LORD Nicholas Stern, author of an influential 2006 report on the economics of climate change for the United Kingdom, has advocated vegetarianism as a way of tackling climate change.

“Meat is a wasteful use of water and creates a lot of greenhouse gases,” The Times of London reported Lord Stern as saying

“It puts enormous pressure on the world’s resources. A vegetarian diet is better.”

The author of the Stern Review, who is not a strict vegetarian himself, believes that the economics of tackling climate change will mean meat prices will rise substantially, forcing people to evolve toward a more vegetarian diet.

The United Nations attributes 18 per cent of global greenhouse gas emissions to meat production, including forest destruction for ranching and production of animal feeds.

Predictably, UK vegetarians have welcomed Lord Stern’s comments, and UK farmers have in turn been angered.

Lord Stern is a former chief economist of the World Bank and now the I G Patel Professor of Economics at the London School of Economics, The Times reported.

The CSIRO Home Energy Saving Handbook, released last month, has also endorsed vegetarian diets as having a low greenhouse footprint—although an earlier publication, the CSIRO Total Wellbeing Diet, advocated plenty of animal protein.

A 2006 study by the University of Chicago concluded that compared to the Standard American Diet, a strict vegetarian diet produced 1485 kg less carbon dioxide per person per year.
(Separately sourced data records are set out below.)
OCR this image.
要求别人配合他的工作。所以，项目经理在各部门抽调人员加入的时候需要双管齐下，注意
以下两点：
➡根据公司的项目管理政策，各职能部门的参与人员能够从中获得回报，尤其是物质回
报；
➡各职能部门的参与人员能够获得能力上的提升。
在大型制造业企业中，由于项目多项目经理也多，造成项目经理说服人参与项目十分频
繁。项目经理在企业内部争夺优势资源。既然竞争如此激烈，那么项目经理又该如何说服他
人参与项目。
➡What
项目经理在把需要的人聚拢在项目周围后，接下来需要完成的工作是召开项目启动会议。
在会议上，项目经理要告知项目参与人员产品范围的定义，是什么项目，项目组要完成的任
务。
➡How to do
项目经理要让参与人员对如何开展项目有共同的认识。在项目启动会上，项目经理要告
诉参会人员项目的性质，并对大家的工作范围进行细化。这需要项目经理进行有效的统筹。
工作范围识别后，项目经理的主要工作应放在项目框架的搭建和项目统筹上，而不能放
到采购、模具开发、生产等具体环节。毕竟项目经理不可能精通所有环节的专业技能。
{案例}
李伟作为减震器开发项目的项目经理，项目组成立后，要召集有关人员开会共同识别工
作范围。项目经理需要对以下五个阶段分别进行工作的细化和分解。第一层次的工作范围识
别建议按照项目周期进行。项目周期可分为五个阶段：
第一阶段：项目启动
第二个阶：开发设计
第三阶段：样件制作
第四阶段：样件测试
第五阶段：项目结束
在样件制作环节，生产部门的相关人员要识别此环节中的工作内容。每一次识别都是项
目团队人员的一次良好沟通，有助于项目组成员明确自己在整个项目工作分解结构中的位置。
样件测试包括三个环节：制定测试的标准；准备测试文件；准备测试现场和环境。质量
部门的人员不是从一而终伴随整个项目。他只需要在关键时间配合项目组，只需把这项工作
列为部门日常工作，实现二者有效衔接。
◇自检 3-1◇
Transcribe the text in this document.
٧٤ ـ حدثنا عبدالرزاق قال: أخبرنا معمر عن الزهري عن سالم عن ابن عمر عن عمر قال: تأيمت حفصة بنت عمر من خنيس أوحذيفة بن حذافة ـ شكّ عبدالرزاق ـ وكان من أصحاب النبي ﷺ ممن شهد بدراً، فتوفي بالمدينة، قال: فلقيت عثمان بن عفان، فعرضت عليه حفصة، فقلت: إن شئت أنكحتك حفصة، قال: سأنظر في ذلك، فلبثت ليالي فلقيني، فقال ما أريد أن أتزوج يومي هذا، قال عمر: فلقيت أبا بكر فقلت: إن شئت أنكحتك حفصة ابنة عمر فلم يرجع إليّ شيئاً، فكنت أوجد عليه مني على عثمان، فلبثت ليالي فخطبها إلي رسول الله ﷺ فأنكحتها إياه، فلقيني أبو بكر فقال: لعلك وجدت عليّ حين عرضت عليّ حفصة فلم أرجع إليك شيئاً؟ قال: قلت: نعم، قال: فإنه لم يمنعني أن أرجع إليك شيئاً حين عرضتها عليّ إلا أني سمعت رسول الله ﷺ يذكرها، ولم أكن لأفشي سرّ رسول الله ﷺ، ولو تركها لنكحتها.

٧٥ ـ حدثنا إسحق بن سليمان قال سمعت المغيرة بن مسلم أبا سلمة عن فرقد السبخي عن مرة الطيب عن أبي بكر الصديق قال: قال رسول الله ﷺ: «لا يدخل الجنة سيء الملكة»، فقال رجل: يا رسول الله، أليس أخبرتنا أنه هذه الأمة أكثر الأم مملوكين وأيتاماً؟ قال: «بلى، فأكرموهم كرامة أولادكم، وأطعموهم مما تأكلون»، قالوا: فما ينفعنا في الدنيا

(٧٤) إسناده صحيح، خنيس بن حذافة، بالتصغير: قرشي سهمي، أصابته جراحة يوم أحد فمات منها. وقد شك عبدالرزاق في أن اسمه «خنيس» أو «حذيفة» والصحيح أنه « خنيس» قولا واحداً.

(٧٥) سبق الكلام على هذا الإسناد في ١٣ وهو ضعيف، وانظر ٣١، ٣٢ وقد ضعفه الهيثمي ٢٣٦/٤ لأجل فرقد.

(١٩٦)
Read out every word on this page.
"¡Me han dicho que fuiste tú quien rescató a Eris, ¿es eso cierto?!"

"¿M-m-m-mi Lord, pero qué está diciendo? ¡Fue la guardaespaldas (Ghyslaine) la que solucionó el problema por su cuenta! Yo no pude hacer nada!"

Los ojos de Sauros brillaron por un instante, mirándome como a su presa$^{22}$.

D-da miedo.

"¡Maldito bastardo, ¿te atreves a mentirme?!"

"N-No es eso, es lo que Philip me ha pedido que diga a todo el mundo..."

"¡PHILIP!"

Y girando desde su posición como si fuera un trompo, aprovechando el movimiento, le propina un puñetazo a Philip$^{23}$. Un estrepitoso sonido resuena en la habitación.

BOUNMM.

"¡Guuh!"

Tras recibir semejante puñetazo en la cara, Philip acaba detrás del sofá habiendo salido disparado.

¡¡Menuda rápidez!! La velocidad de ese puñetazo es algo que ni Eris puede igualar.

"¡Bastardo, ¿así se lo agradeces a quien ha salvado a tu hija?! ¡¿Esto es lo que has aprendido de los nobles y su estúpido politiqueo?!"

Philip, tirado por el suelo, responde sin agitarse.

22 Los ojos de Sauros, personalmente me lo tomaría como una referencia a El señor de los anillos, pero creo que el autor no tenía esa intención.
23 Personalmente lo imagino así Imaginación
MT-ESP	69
However, Cornell University research found that a purely vegetarian diet may not be the most efficient use of land.

A low-fat vegetarian diet involved the lowest “land footprint” in the Cornell study, but the diet with the most efficient land footprint—and thus able to feed the most people—contained meat and dairy.

While vegetarianism must be supported by high-value land, animals can utilise rougher pasture lands, the researchers observed, so that more people could be fed from the study area (New York State) from mixed farming than if a purely vegetarian diet was grown.